Social Media Engineering for Issues Feature Extraction using Categorization Knowledge Modelling and Rule-based Sentiment Analysis

M Tafaquh Fiddin Al Islami - Department of Information and Computer Engineering, Politeknik Elektronika Negeri Surabaya, Surabaya, Indonesia
Ali Ridho Barakbah - Department of Information and Computer Engineering, Politeknik Elektronika Negeri Surabaya, Surabaya, Indonesia
Tri Harsono - Department of Information and Computer Engineering, Politeknik Elektronika Negeri Surabaya, Surabaya, Indonesia

Citation Format:



A company maintains and improves its quality services by paying attention to reviews and complaints from users. The complaints from users are commonly written using human natural language expression so that their messages are computationally difficult to extract and proceed. To overcome this difficulty, in this study, we presented a new system for issues feature extraction from users’ reviews and complaints from social media data. This system consists of four main functions: (1) Data Crawling and Preprocessing, (2) Categorization Knowledge Modelling, (3) Rule-based Sentiment Analysis, and (4) Application Environment. Data Crawling and Preprocessing provides data acquisition from users’ tweets on social media, crawls the data and applies the data preprocessing.
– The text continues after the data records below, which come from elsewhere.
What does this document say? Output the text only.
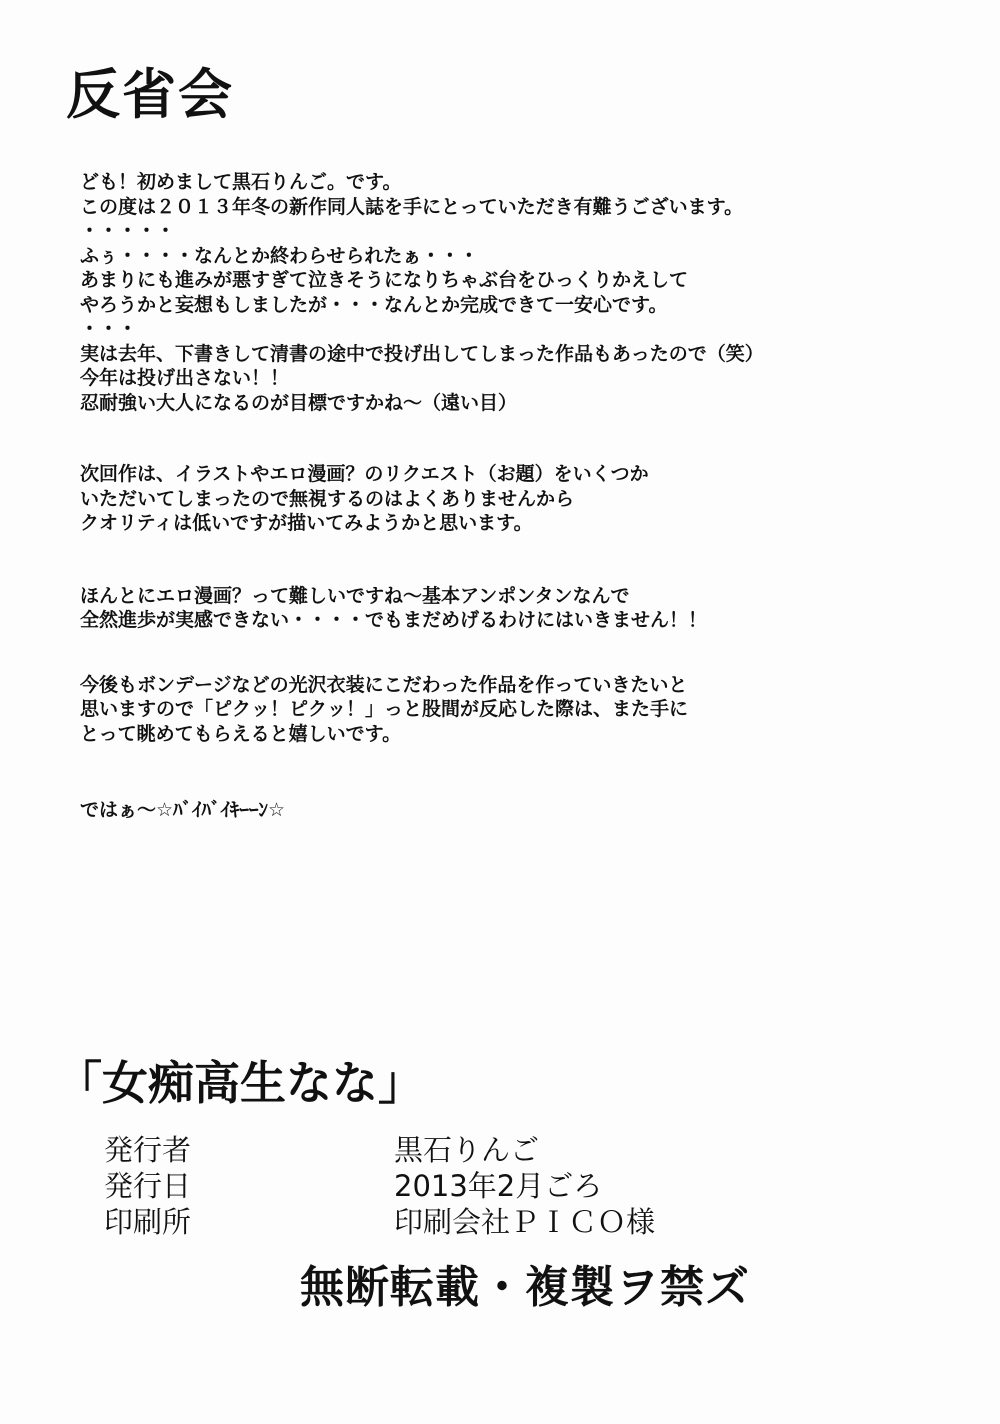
反省会

ども！初めまして黒石りんご。です。
この度は２０１３年冬の新作同人誌を手にとっていただき有難うございます。
・・・・・
ふぅ・・・・なんとか終わらせられたぁ・・・
あまりにも進みが悪すぎて泣きそうになりちゃぶ台をひっくりかえして
やろうかと妄想もしましたが・・・なんとか完成できて一安心です。
・・・
実は去年、下書きして清書の途中で投げ出してしまった作品もあったので（笑）
今年は投げ出さない！！
忍耐強い大人になるのが目標ですかね～（遠い目）

次回作は、イラストやエロ漫画？のリクエスト（お題）をいくつか
いただいてしまったので無視するのはよくありませんから
クオリティは低いですが描いてみようかと思います。

ほんとにエロ漫画？って難しいですね～基本アンポンタンなんで
全然進歩が実感できない・・・・でもまだめげるわけにはいきません！！

今後もボンデージなどの光沢衣装にこだわった作品を作っていきたいと
思いますので「ピクッ！ピクッ！」っと股間が反応した際は、また手に
とって眺めてもらえると嬉しいです。

ではぁ～☆ﾊﾞｲﾊﾞｲｷｰｰﾝ☆

「女痴高生なな」
発行者	黒石りんご
発行日	2013年2月ごろ
印刷所	印刷会社ＰＩＣＯ様
無断転載・複製ヲ禁ズ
Categorization Knowledge Modelling provides text mining of textual data, vector space transformation to create knowledge metadata, context recognition of keyword queries to the knowledge metadata, and similarity measurement for categorization. In the Rule-based Sentiment Analysis, we developed our own rules of computatioal linguistics to measure polarity of sentiment. Application Environment consists of 3 layers: database management, back-end services and front-end services. For applicability of our proposed system, we conducted two kinds of experimental study: (1) categorization performance, and (2) sentiment analysis performance. For categorization performance, we used 8743 tweet data and performed 82% of accuracy. For categorization performance, we made experiments on 217 tweet data and performed 92% of accuracy.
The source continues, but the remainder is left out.